In Japan, schools of martial arts, called Ryu, were numerous. Many were started by masters of martial arts and became famous. The schools were often handed on, not to the master's son, but to his best student. Some schools had only a handful of students. Most began in the grounds of temples and it was very difficult to get into these schools. Young men became almost slaves, looking after the master and doing menial chores for no wage in exchange for the honour of being taught by him. Goshin-Ryu Ju-Jitsu belongs to the traditional way and Kenseikai instructors today teach short,sharp practical self-defence techniques in the spirit of the teachers.
Goshin-Ryu Ju-Jitsu is composed of five Japanese words: Go, Shin, Ryu, Ju, and Jitsu. As with many Japanese words these have many translations, since the meaning of Japanese words often depends on the order they are put in.

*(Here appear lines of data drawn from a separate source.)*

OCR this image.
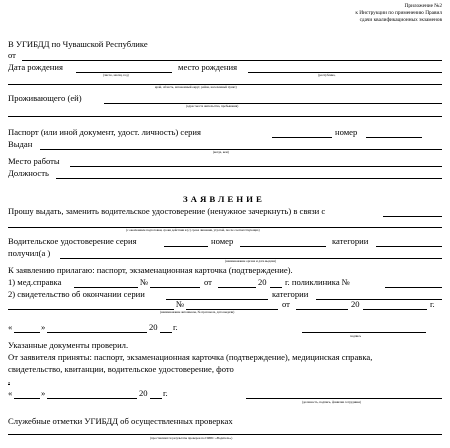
Приложение №2
к Инструкции по применению Правил
сдачи квалификационных экзаменов
В УГИБДД по Чувашской Республике
от
Дата рождения	место рождения
(число, месяц, год)	(республика,
край, область, автономный округ, район, населенный пункт)
Проживающего (ей)
(адрес места жительства, пребывания)
Паспорт (или иной документ, удост. личность) серия	номер
Выдан
(когда, кем)
Место работы
Должность
ЗАЯВЛЕНИЕ
Прошу выдать, заменить водительское удостоверение (ненужное зачеркнуть) в связи с
(с окончанием подготовки, сроки действия и (с) срока лишения, утратой, после соответствующих)
Водительское удостоверение серия	номер	категории
получил(а )
(наименование органа и дата выдачи)
К заявлению прилагаю: паспорт, экзаменационная карточка (подтверждение).
1) мед.справка	№	от	20 г. поликлиника №
2) свидетельство об окончании серии	категории
№	от	20	г.
(наименование автошколы, № протокола, дата выдачи)
«	»	20 г.
подпись
Указанные документы проверил.
От заявителя приняты: паспорт, экзаменационная карточка (подтверждение), медицинская справка,
свидетельство, квитанции, водительское удостоверение, фото
,
«	»	20 г.
(должность, подпись, фамилия сотрудника)
Служебные отметки УГИБДД об осуществленных проверках
(проставляются результаты проверок по ПИПС «Водитель»)
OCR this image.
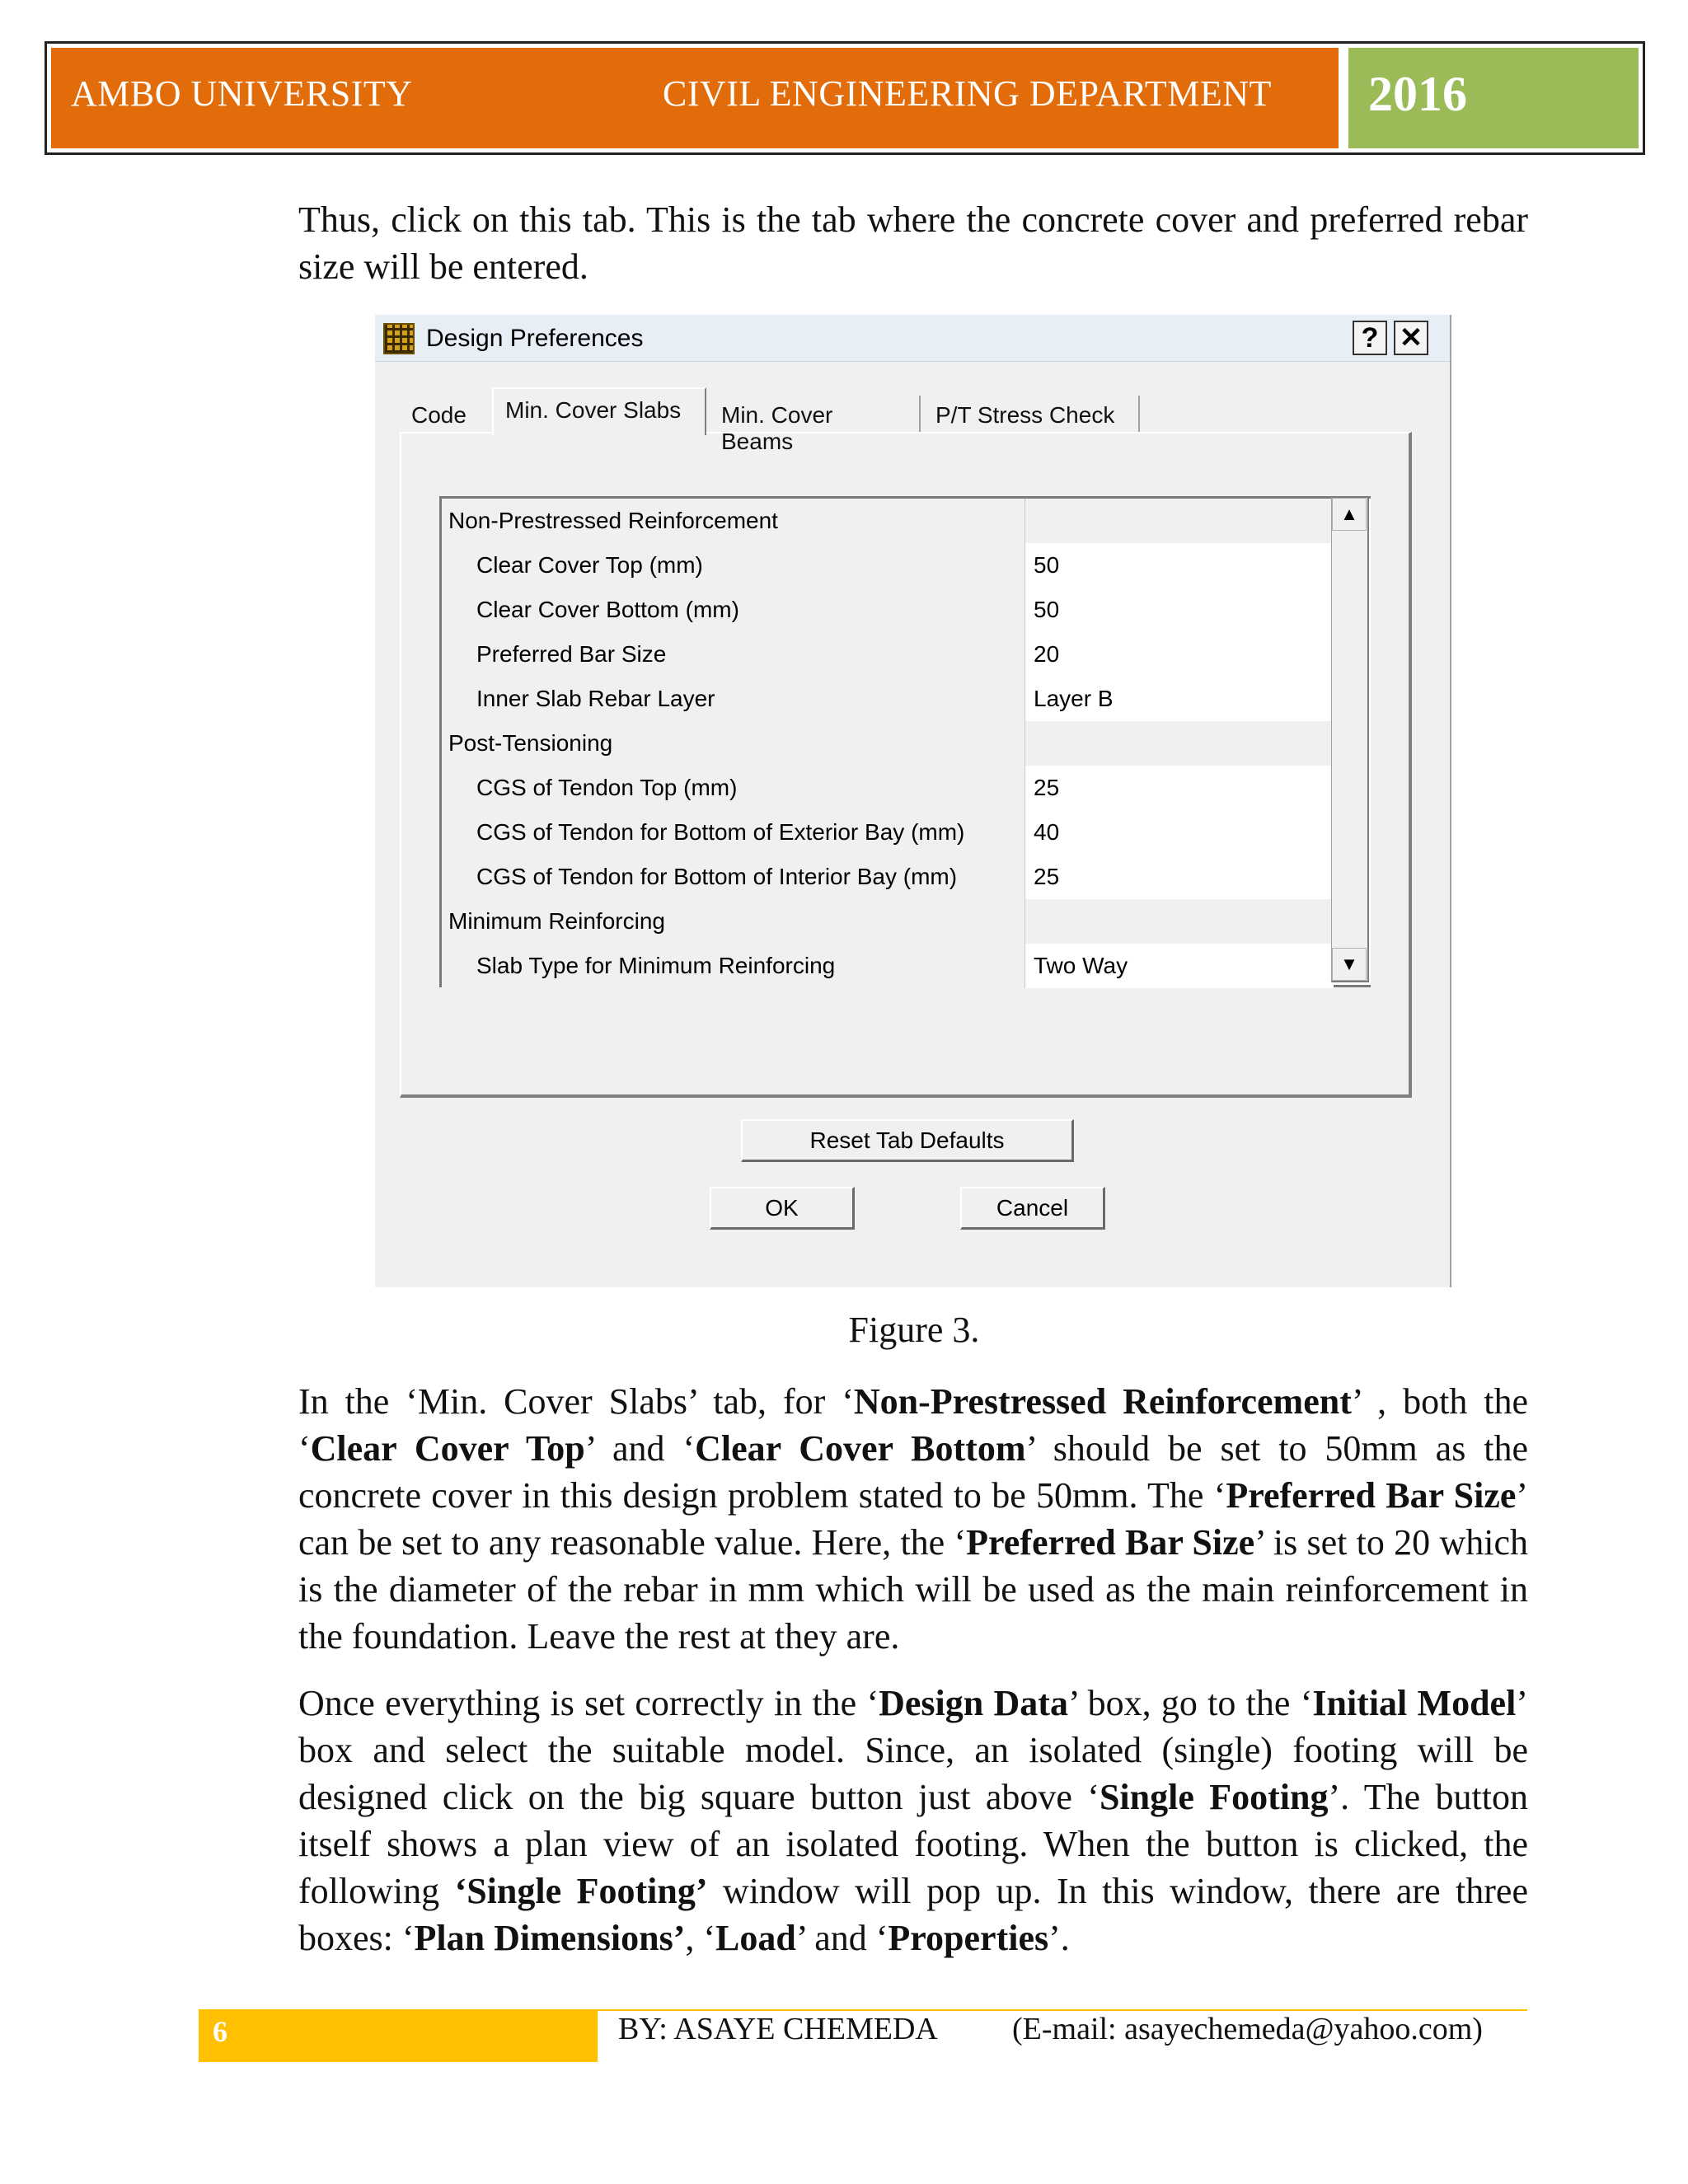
AMBO UNIVERSITY	CIVIL ENGINEERING DEPARTMENT 2016

Thus, click on this tab. This is the tab where the concrete cover and preferred rebar size will be entered.

Design Preferences	? ✕
Code	Min. Cover Slabs	Min. Cover Beams
P/T Stress Check
Non-Prestressed Reinforcement
Clear Cover Top (mm)	50
Clear Cover Bottom (mm)	50
Preferred Bar Size	20
Inner Slab Rebar Layer	Layer B
Post-Tensioning
CGS of Tendon Top (mm)	25
CGS of Tendon for Bottom of Exterior Bay (mm)	40
CGS of Tendon for Bottom of Interior Bay (mm)	25
Minimum Reinforcing
Slab Type for Minimum Reinforcing	Two Way
▲
▼
Reset Tab Defaults
OK	Cancel
Figure 3.

In the ‘Min. Cover Slabs’ tab, for ‘Non-Prestressed Reinforcement’ , both the ‘Clear Cover Top’ and ‘Clear Cover Bottom’ should be set to 50mm as the concrete cover in this design problem stated to be 50mm. The ‘Preferred Bar Size’ can be set to any reasonable value. Here, the ‘Preferred Bar Size’ is set to 20 which is the diameter of the rebar in mm which will be used as the main reinforcement in the foundation. Leave the rest at they are.

Once everything is set correctly in the ‘Design Data’ box, go to the ‘Initial Model’ box and select the suitable model. Since, an isolated (single) footing will be designed click on the big square button just above ‘Single Footing’. The button itself shows a plan view of an isolated footing. When the button is clicked, the following ‘Single Footing’ window will pop up. In this window, there are three boxes: ‘Plan Dimensions’, ‘Load’ and ‘Properties’.

6	BY: ASAYE CHEMEDA (E-mail: asayechemeda@yahoo.com)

Go means the five virtues of a warrior, according to Bushido, as well as the five virtues of a Goshin-Ryu Ju-Jitsu student. It also represents the five steps to a technique, which are: leave or talk, distract, move in, takedown, & hold-down. Lastly, it can be interpreted as hard techniques and movements. Shin, when combined with Go, creates “self-defence”. Ryu is a term used to indicate a style, or lineage. Ju is often translated into "gentle" or "pliable", and Jitsu to "art". These two words, when put together, become the “way of flexibility”, just as Go and Ju, when put together become the blending of hard and soft movements.
When all the words are put together, they come to mean the blending of hard and soft, flexible self-defence techniques.